Through the years, dead drops have been used with mixed results. The ultimate end to a specific dead drop comes when locals notice activity. With this in mind, a more remote dead drop might last longer.

Usually a sign is left for another to notice and know that there is something of interest at the dead drop. The sign could be a chalk mark on a post, an Irish flag flying in a garden, a potted plant moved to the other side of a porch or any number of unremarkable things commonly unnoticed.  The dead drop itself could be a hole in a tree, a hollowed out slat in a park bench, a cavity behind a loose brick in a warehouse or any other uncommonly known hiding place.
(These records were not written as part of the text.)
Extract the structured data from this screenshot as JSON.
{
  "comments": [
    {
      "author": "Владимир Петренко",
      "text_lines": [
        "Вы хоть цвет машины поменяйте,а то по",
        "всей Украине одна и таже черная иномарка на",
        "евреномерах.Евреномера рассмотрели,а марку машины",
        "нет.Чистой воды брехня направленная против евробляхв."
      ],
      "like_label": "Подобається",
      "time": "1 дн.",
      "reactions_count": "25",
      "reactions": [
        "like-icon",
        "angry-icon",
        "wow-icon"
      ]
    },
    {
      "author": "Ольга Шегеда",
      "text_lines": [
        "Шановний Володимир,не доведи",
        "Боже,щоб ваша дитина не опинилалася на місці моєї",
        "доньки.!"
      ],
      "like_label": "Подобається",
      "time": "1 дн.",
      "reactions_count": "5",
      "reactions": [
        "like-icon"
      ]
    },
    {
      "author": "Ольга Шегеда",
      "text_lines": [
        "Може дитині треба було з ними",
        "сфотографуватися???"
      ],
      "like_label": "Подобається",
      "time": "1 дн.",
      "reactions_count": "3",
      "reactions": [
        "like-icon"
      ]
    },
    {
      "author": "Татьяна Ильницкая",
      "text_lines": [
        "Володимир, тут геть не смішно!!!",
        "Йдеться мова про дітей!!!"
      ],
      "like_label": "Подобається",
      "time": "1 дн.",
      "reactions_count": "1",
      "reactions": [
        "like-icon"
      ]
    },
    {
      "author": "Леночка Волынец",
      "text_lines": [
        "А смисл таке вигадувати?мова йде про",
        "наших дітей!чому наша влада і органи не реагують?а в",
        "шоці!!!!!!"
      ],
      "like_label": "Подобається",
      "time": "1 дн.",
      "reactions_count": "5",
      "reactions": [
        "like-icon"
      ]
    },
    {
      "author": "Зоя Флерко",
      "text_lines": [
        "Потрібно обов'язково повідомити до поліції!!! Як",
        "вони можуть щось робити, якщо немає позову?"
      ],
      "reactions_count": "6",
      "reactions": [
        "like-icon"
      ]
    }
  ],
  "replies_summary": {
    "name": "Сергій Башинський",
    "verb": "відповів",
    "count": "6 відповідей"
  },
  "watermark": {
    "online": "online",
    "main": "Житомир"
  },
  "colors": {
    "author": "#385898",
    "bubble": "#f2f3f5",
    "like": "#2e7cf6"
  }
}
It could also be a remote drop location such as a shallow hole dug 10 steps off a highway mile marker post. Some have used a 5 gallon pail with a screw top Gamma Seal Lid as a buried dead drop. Some are hidden in plain view in the middle of town and others are out on lonely roads.

Dead drops can be used for delivering messages or objects. They can also be used as a collective cache location for supplies. An excellent book that demonstrated the use of dead drops in difficult times is Treblinka by Chil Rajchman. In the book, several like-minded people knew of the dead drop’s location and borrowed items, as needed, from the dead drop, returning them clean, immediately after the use. In this way, a large group of people can gain the use of a very limited amount of tools, supplies or resources.

A series of dead drops can also be used to deliver messages and items great distances.

Coded Messages

Many books can be written about codes, ciphers and secret messages. Today, even with modern technology and a Captain Midnight Secret Decoder Ring some codes will never be broken. A relatively safe code system for private messages is one that uses a common book or books as a “key”. Make a list of five of your favorite books and then go out and buy two of each of them. Be sure the two-of-each are the same printing and edition. Double check them by randomly opening pages and seeing that the second book matches the first exactly. Number the books 1 to 5 on the inside of the back cover and give your friend one of the sets.  Boxed sets of books work well, too.

Hopefully all the words you expect to use in your message are contained within the 5 books you picked. Some of you may have to pick more technical books to get all the words you want included.

The message you send will look like a series of numbers that relate to the number of the book (1 through 5), the page the word is on, and the number of the word on that page.

Example: I find the word “safe” in book 2, page 37, and then I count the words on that page and find that “safe” is the 17th word on that page. The code would read: 2,37,17 for the word “safe”.  

This type of code system makes for short and to the point messages but certainly private communication between only those who have the key books.
The great thing about this code system is that everyone has books and you can use books by anyone you choose; Steven King, Tom Clancy or even James Wesley, Rawles.

[JWR Adds: To minimize the chance of having a book code broken, it is best to buy two copies of some obscure “remainder” novel from the bargain table at Barnes & Noble–not a best-selling book, or any book that is associate with an”cause”!]

Coded messages like this can also be sent by any method you choose including radio and phone after the SHTF.

This type of code system can also be employed by Mutual Assistance Groups (MAGs) when communication privacy is of utmost importance.

Keeping your communications private will prove to be more and more difficult as bureaucrats look for new ways to use the new and intrusive technology that continues to develop. Older, low-tech methods of communication may have to be used when privacy is your biggest concern.

A secure communications network is impossible without trustworthy and like-minded people. The greatest tool in private communication is a network of trustworthy people. Finding and developing such a network is not an easy task and will become much more difficult to do after an economic, political, or societal collapse. Whom do you trust?